ナイチンゲールが画期的だったのは、その低かった看護を、自らの手で引き上げたことにある。彼女は上流階級に生まれ、高い教育を受け、若くから統計学に強い関心を持っていた。クリミア戦争の野戦病院で、彼女は、兵士の多くが戦傷そのものではなく、傷を負った後の不衛生で死んでいることを、統計データの分析で明らかにした。そして、専門家でない権力者にも分かるよう、死因を可視化する「鶏のとさかグラフ」を考案し、約八百ページの報告書で衛生改革を実現させた。彼女は女性で初めて、王立統計協会の会員に選ばれた。
彼女が有名になったのは、献身的に看護したからではない。看護を、徳や奉仕の世界から、データと科学に基づく専門職へと引き上げたからである。看護師の地位向上は、看護を学問にしたことの結果だった。
■ アメリカのNP――実利が地位を変える
その専門職化を、最も徹底させたのがアメリカである。ナース・プラクティショナー(NP)は、医師の指示なしに診断・処方を行い、州によっては独立して開業できる。医師不足を背景に、医師の半分以下の人件費でプライマリケアの相当部分を担い、軽症はNP、複雑な症例は医師、と振り分けることで、医療費を抑える方向に働く。

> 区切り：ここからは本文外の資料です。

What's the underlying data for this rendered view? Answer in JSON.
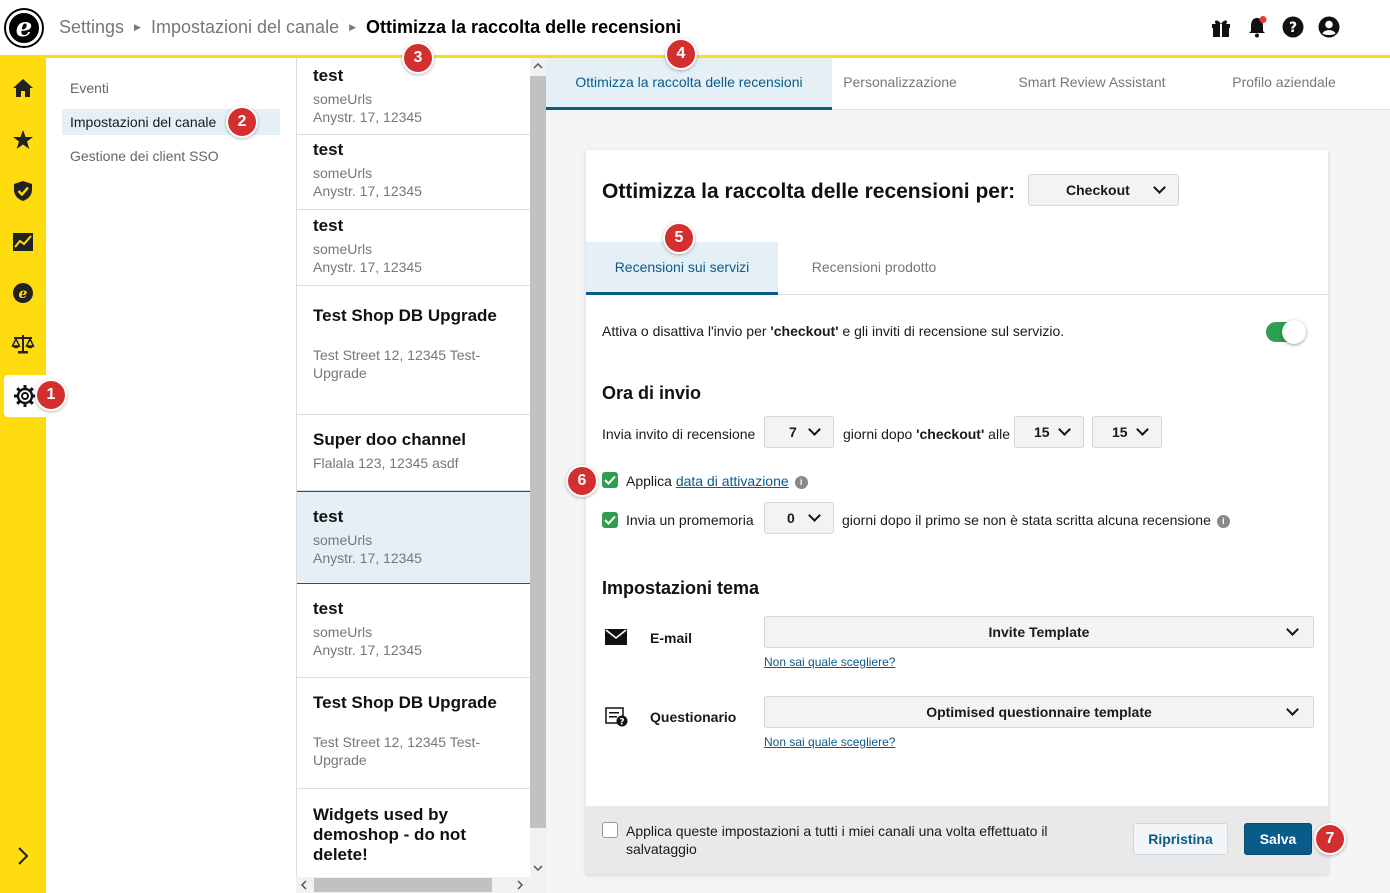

ここにあるのは、理念ではなく、実利の論理である。看護師の地位を上げようとしたのではなく、医師不足という現実を解決するために権限を委ね、結果として地位が上がった。ただし、それはナイチンゲール以来の専門職化、すなわち大学・大学院教育という土台があって初めて成立した。日本では、その土台と実利の両方が揃わず、加えて医師会が権限移譲に反対するため、看護師は医師の指示の下に置かれたまま、同じ階段を登れずにいる。
■ 一本に畳む
日本の看護が、出自も教育もばらばらの担い手を同じ現場に抱えるのは、専門職化を進める前に、まず量を安く確保することを優先した歴史に根がある。西洋の看護師の地位は、もともと高かったのではなく、ナイチンゲールが学問の力で意図的に引き上げ、アメリカが実利の論理でさらに押し上げた、作られたものである。日本がいま准看護師の廃止と大卒化を進めようとしているのは、西洋が一世紀以上前に始めた専門職化を、職能団体の綱引きと統制経済の人件費圧力の中で、なお追いかけている姿にほかならない。